The most poignant recollection of boyhood I’ve ever read. While reading the chapter “My Sister’s Boots,” I actually had to put the book down because I almost began to weep (while reading in a restaurant; that will not do). This author is just that good. Spragg grew up on a Wyoming dude ranch, where, from a tender age, he worked alongside the hired men. I’m not sure whether he either inherited his stoic ways from his tough, quiet father or his strong mother; or whether he learned them from the men he worked with (and lived with – during part of the year, he slept in the bunkhouse). An honest, beautiful book about a sometimes brutal, mostly wondrous boyhood and the young adult years that followed. It was awarded the Regional Book Award by the Mountains and Plains Independent Booksellers Association. This group has selected a fine list of winners, and Where Rivers Change Direction is certainly award-worthy. It reminds me of other excellent memoirs of rural childhoods: Lazy B: Growing up on a Cattle Ranch in the American Southwest by Sandra Day O’Connor and H. Alan Day, and The Road from Coorain by Jill Ker Conway. But of these three, Spragg’s book is the one I know I’ll need to re-read.

Saturday, August 9, 2008

Reading About Reading

How to Read Literature Like a Professor: A Lively and Entertaining Guide to Reading Between the Lines by Thomas C. Foster

What a nifty book. In a conversational tone, Foster describes the meanings of baptism, vampires (I was surprised by this one!), dining scenes, and more, in literature. His light approach makes me think he must be one of those professors whose classes everyone scrambles to take. The thing I like about this book is that Foster offers up a traditional literary device or symbol I thought I understood, and then he takes it one step further than I expected.

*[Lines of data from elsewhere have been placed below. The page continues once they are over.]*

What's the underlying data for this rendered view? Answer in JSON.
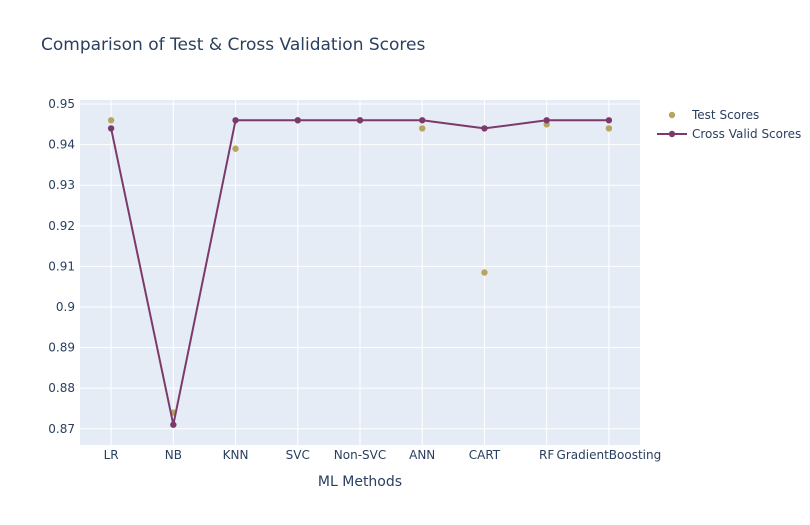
{
  "chart_data": {
    "type": "scatter",
    "title": "Comparison of Test & Cross Validation Scores",
    "xlabel": "ML Methods",
    "ylabel": "",
    "categories": [
      "LR",
      "NB",
      "KNN",
      "SVC",
      "Non-SVC",
      "ANN",
      "CART",
      "RF",
      "GradientBoosting"
    ],
    "ylim": [
      0.866,
      0.951
    ],
    "yticks": [
      0.87,
      0.88,
      0.89,
      0.9,
      0.91,
      0.92,
      0.93,
      0.94,
      0.95
    ],
    "ytick_labels": [
      "0.87",
      "0.88",
      "0.89",
      "0.9",
      "0.91",
      "0.92",
      "0.93",
      "0.94",
      "0.95"
    ],
    "grid": true,
    "legend_position": "top-right",
    "series": [
      {
        "name": "Test Scores",
        "mode": "markers",
        "color": "#b5a55f",
        "values": [
          0.946,
          0.874,
          0.939,
          0.946,
          0.946,
          0.944,
          0.9085,
          0.945,
          0.944
        ]
      },
      {
        "name": "Cross Valid Scores",
        "mode": "lines+markers",
        "color": "#7b3a6a",
        "values": [
          0.944,
          0.871,
          0.946,
          0.946,
          0.946,
          0.946,
          0.944,
          0.946,
          0.946
        ]
      }
    ],
    "plot_bg": "#e5ecf6",
    "grid_color": "#ffffff",
    "text_color": "#2a3f5f"
  }
}
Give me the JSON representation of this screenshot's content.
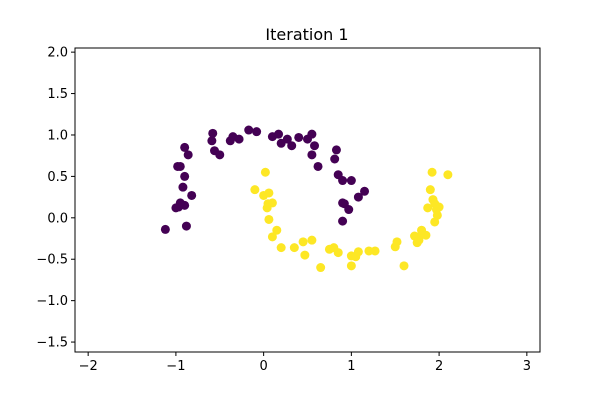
{
  "chart_data": {
    "type": "scatter",
    "title": "Iteration 1",
    "xlabel": "",
    "ylabel": "",
    "xlim": [
      -2.15,
      3.15
    ],
    "ylim": [
      -1.62,
      2.05
    ],
    "xticks": [
      -2,
      -1,
      0,
      1,
      2,
      3
    ],
    "yticks": [
      -1.5,
      -1.0,
      -0.5,
      0.0,
      0.5,
      1.0,
      1.5,
      2.0
    ],
    "xtick_labels": [
      "−2",
      "−1",
      "0",
      "1",
      "2",
      "3"
    ],
    "ytick_labels": [
      "−1.5",
      "−1.0",
      "−0.5",
      "0.0",
      "0.5",
      "1.0",
      "1.5",
      "2.0"
    ],
    "grid": false,
    "colors": {
      "cluster_0": "#440154",
      "cluster_1": "#fde725"
    },
    "series": [
      {
        "color": "#440154",
        "points": [
          [
            -1.12,
            -0.14
          ],
          [
            -0.88,
            -0.1
          ],
          [
            -0.82,
            0.27
          ],
          [
            -0.9,
            0.15
          ],
          [
            -0.95,
            0.18
          ],
          [
            -0.97,
            0.13
          ],
          [
            -1.0,
            0.12
          ],
          [
            -0.92,
            0.37
          ],
          [
            -0.9,
            0.5
          ],
          [
            -0.98,
            0.62
          ],
          [
            -0.95,
            0.62
          ],
          [
            -0.9,
            0.85
          ],
          [
            -0.86,
            0.76
          ],
          [
            -0.59,
            0.93
          ],
          [
            -0.58,
            1.02
          ],
          [
            -0.56,
            0.81
          ],
          [
            -0.5,
            0.76
          ],
          [
            -0.38,
            0.93
          ],
          [
            -0.35,
            0.98
          ],
          [
            -0.28,
            0.95
          ],
          [
            -0.17,
            1.06
          ],
          [
            -0.08,
            1.04
          ],
          [
            0.1,
            0.98
          ],
          [
            0.17,
            1.01
          ],
          [
            0.2,
            0.9
          ],
          [
            0.27,
            0.95
          ],
          [
            0.32,
            0.87
          ],
          [
            0.4,
            0.97
          ],
          [
            0.5,
            0.95
          ],
          [
            0.55,
            1.01
          ],
          [
            0.58,
            0.87
          ],
          [
            0.55,
            0.76
          ],
          [
            0.62,
            0.62
          ],
          [
            0.83,
            0.82
          ],
          [
            0.81,
            0.71
          ],
          [
            0.85,
            0.52
          ],
          [
            0.9,
            0.45
          ],
          [
            0.92,
            0.17
          ],
          [
            0.9,
            0.18
          ],
          [
            0.97,
            0.1
          ],
          [
            1.0,
            0.45
          ],
          [
            1.08,
            0.25
          ],
          [
            1.15,
            0.32
          ],
          [
            0.9,
            -0.04
          ]
        ]
      },
      {
        "color": "#fde725",
        "points": [
          [
            -0.1,
            0.34
          ],
          [
            0.02,
            0.55
          ],
          [
            0.0,
            0.27
          ],
          [
            0.06,
            0.3
          ],
          [
            0.05,
            0.17
          ],
          [
            0.1,
            0.18
          ],
          [
            0.04,
            0.12
          ],
          [
            0.06,
            -0.02
          ],
          [
            0.15,
            -0.15
          ],
          [
            0.1,
            -0.23
          ],
          [
            0.2,
            -0.36
          ],
          [
            0.35,
            -0.36
          ],
          [
            0.45,
            -0.29
          ],
          [
            0.47,
            -0.45
          ],
          [
            0.55,
            -0.27
          ],
          [
            0.65,
            -0.6
          ],
          [
            0.75,
            -0.38
          ],
          [
            0.8,
            -0.36
          ],
          [
            0.85,
            -0.42
          ],
          [
            1.0,
            -0.46
          ],
          [
            1.0,
            -0.58
          ],
          [
            1.05,
            -0.47
          ],
          [
            1.08,
            -0.41
          ],
          [
            1.2,
            -0.4
          ],
          [
            1.27,
            -0.4
          ],
          [
            1.5,
            -0.35
          ],
          [
            1.52,
            -0.29
          ],
          [
            1.6,
            -0.58
          ],
          [
            1.72,
            -0.22
          ],
          [
            1.75,
            -0.3
          ],
          [
            1.77,
            -0.27
          ],
          [
            1.8,
            -0.2
          ],
          [
            1.85,
            -0.21
          ],
          [
            1.8,
            -0.15
          ],
          [
            1.87,
            0.12
          ],
          [
            1.9,
            0.34
          ],
          [
            1.92,
            0.55
          ],
          [
            1.93,
            0.22
          ],
          [
            1.95,
            0.17
          ],
          [
            1.97,
            0.1
          ],
          [
            1.98,
            0.03
          ],
          [
            1.95,
            -0.05
          ],
          [
            2.0,
            0.13
          ],
          [
            2.1,
            0.52
          ]
        ]
      }
    ]
  }
}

And his writing is deft and fresh enough that it never feels like he’s teaching; instead, I’m having a fun time reading, and I’m learning along the way. Excellent. Also, while the subtitle includes the words “reading between the lines,” I found this book to be fine reading while waiting in the grocery store line. True story.

Saturday, August 2, 2008

Midwife in Old New York

Murder on Astor Place: A Gaslight Mystery by Victoria Thompson

At the turn of the (last) century, young widow Sarah Brandt lives on her own in New York City, delivers babies, and – in this book, the first of the series – begins solving mysteries. When the sister of an old friend is murdered in a boarding house where Sarah has delivered a baby, she meets Frank Malloy, the police sergeant assigned to the case. Sarah’s roots in high society (which she has rejected following a family tragedy that could have been prevented if her parents had not been blindly stuck on social status) allow her access to information unavailable to the police. Sarah reminds me of Molly Murphy, the equally liberated woman of Rhys Bowen’s excellent mystery series (which begins with Murphy’s Law), which is high praise indeed.